The environment is:
- 64-bit Windows
- ~50GB RAM
- .NET 3.5 SP1
- SQL 2008
The code is (essentially, from memory):
System.Data.DataTable table = new System.Data.DataTable();
SqlCommand command = new SqlCommand("SELECT XmlColumn FROM Table WHERE ID = UniqueID", Connection);
SqlDataAdapter adapter = new SqlDataAdapter(command);
adapter.Fill(table); // OOM here
The single row that's being retrieved is ~750M characters/~1.5GB of text.
Here's a partial stack trace:
System.OutOfMemoryException: Exception of type 'System.OutOfMemoryException' was thrown.
at System.Data.SqlClient.TdsParser.ReadPlpUnicodeChars(Char[]& buff, Int32 offst, Int32 len, TdsParserStateObject stateObj)
at System.Data.SqlClient.TdsParser.ReadSqlStringValue(SqlBuffer value, Byte type, Int32 length, Encoding encoding, Boolean isPlp, TdsParserStateObject stateObj)
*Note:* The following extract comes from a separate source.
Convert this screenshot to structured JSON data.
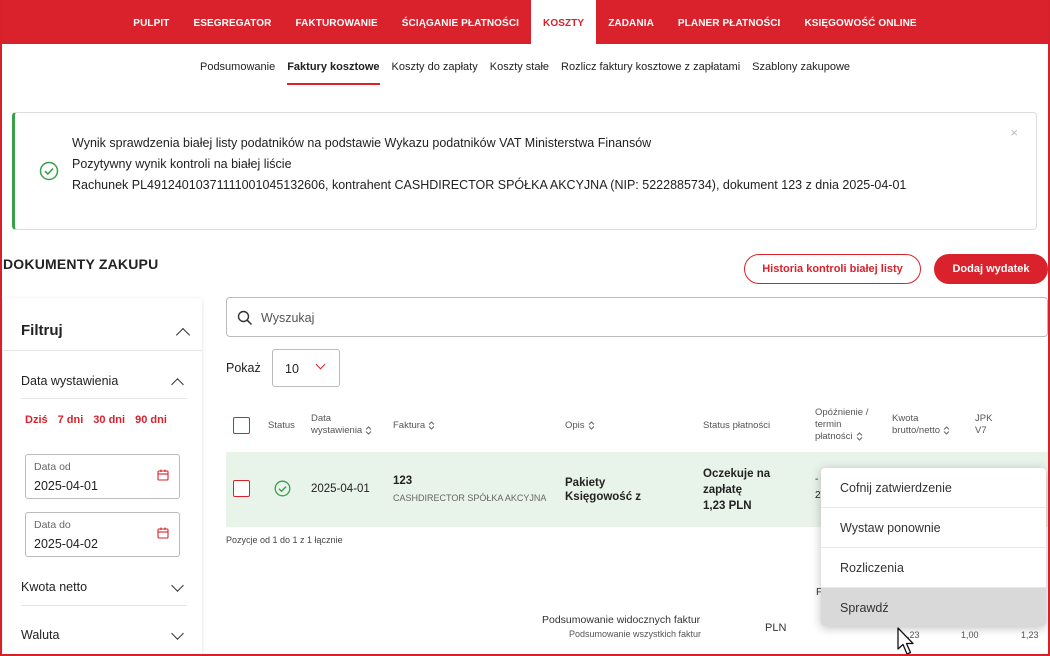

at System.Data.SqlClient.TdsParser.ReadSqlValue(SqlBuffer value, SqlMetaDataPriv md, Int32 length, TdsParserStateObject stateObj)
at System.Data.SqlClient.SqlDataReader.ReadColumnData()
at System.Data.SqlClient.SqlDataReader.ReadColumn(Int32 i, Boolean setTimeout) ...
In my experimenting, I've determined a .NET string can hold (exactly) 1,073,741,794 characters, so this column value is comfortably below that.